A malapropism occurs when a writer, character, or other source uses a word incorrectly, usually rendering the sentence nonsensical.
This is usually done between the word and that which it replaced sound similar. When this happens, the sentence is rendered nonsensical.
History of Malapropism
The word “malapropism” has an interesting origin. It comes from a character from a 1775 play titled The Rivals by Richard Brinsley Sheridan. Mrs. Malaprop was a funny and outrageous character who was known for using words incorrectly in her sentences. The word “malaprop” comes from the French “mal à propos” meaning “poorly placed”. In 1814 Lord Byron used the definition, taking the word from The Rivals.
Malapropism is also sometimes known as “Dogberryism”. this word comes from another dramatic source, Shakespeare’s play Much Ado About Nothing and the character Dogberry.
Use of Malapropisms
Most often, malapropisms, also known as an acyrologia or Dogberryism, are found in dramatic sources such as the two mentioned above. When they appear in plays and poems it is often because the writer has made a mistake that no one caught before the work was published. These examples are much rarer.
In plays, malapropisms are used to show a character in a particular light. The writer is able to convey something about the character’s education level, their understanding of a specific topic, or even develop their personality in a specific way through how they use language. They are usually used in humorous settings and in the dialogue of characters who are meant to make the audience laugh or at the very least lighten the mood.
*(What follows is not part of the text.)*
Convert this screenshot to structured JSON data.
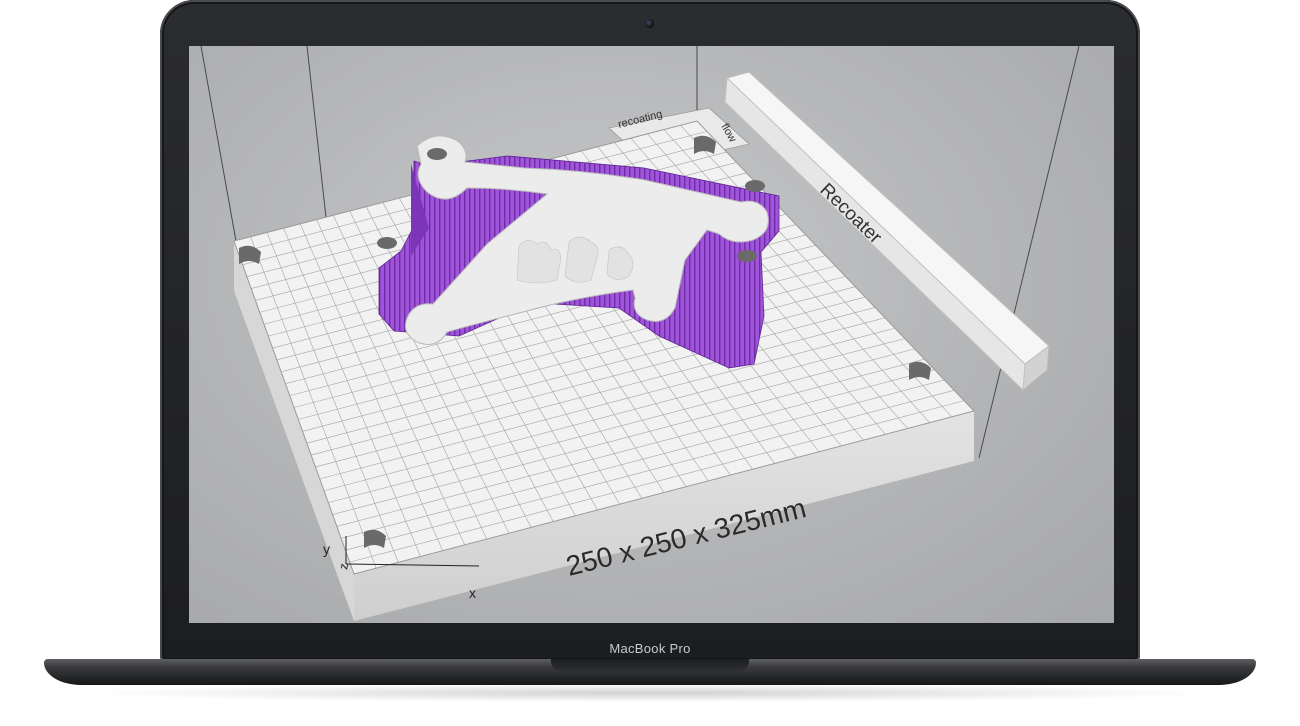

Malapropism can often appear in speeches as someone fumbles their words or proceeds with a misunderstanding of what a word means.
Common Examples of Malapropisms
- “I am on tender hooks” rather than “tenterhooks”. This is a good example in that the word “tenter” is generally unsued today, making it hard to remember and hard to understand. It refers to a frame on which cloth is stretched out. The cloth is being held in suspense, just as the phrase suggests the speaker is.
- “hunger pains” rather than “hunger pains”.
- “For all intensive purposes” rather than “intents and purposes”.
- “escape goat” rather than “scapegoat”.
- “doggy dog world” rather than “dog-eat-dog world”.
Examples of Malapropism in Literature
Example #1 The Rivals by Richard Brinsley Sheridan
It is from The Rivals that the term malapropism was derived. Specifically, as stated above, from a character named Mrs. Malaprop. It is for her misuse of words and phrases that this character is best-known. A few are listed below:
- “The pineapple of politeness”
- “She’s as headstrong as an allegory on the banks of the Nile
- “Sure, if I reprehend anything in this world it is the use of my oracular tongue, and a nice derangement of epitaphs!”
Example #2 Much Ado About Nothing by William Shakespeare
Second, only to Mrs. Malaprop, the character of Dogberry in Much Ado About Nothing is well-remembered for his use of malapropisms. There are numerous amusing examples of this technique playing out in the play. For example, from Act III, Scene 3:
Our watch, my lord, have indeed comprehended two aspicious persons, and we would have them this morning examined before your worship
Rather than saying “apprehended” Dogberry uses the word “comprehended” transforming the sentence entirely. Rather than “apprehending” the criminals, he is stating that he understands them. Another good example is from Act IV, Scene 2:
O villain! thou wilt be condemned into everlasting redemption for this.
Here, Shakespeare’s constable says “redemption” rather than “Damnation”. He really couldn’t have transformed the meaning of the sentence more completely with the exchange of these two words.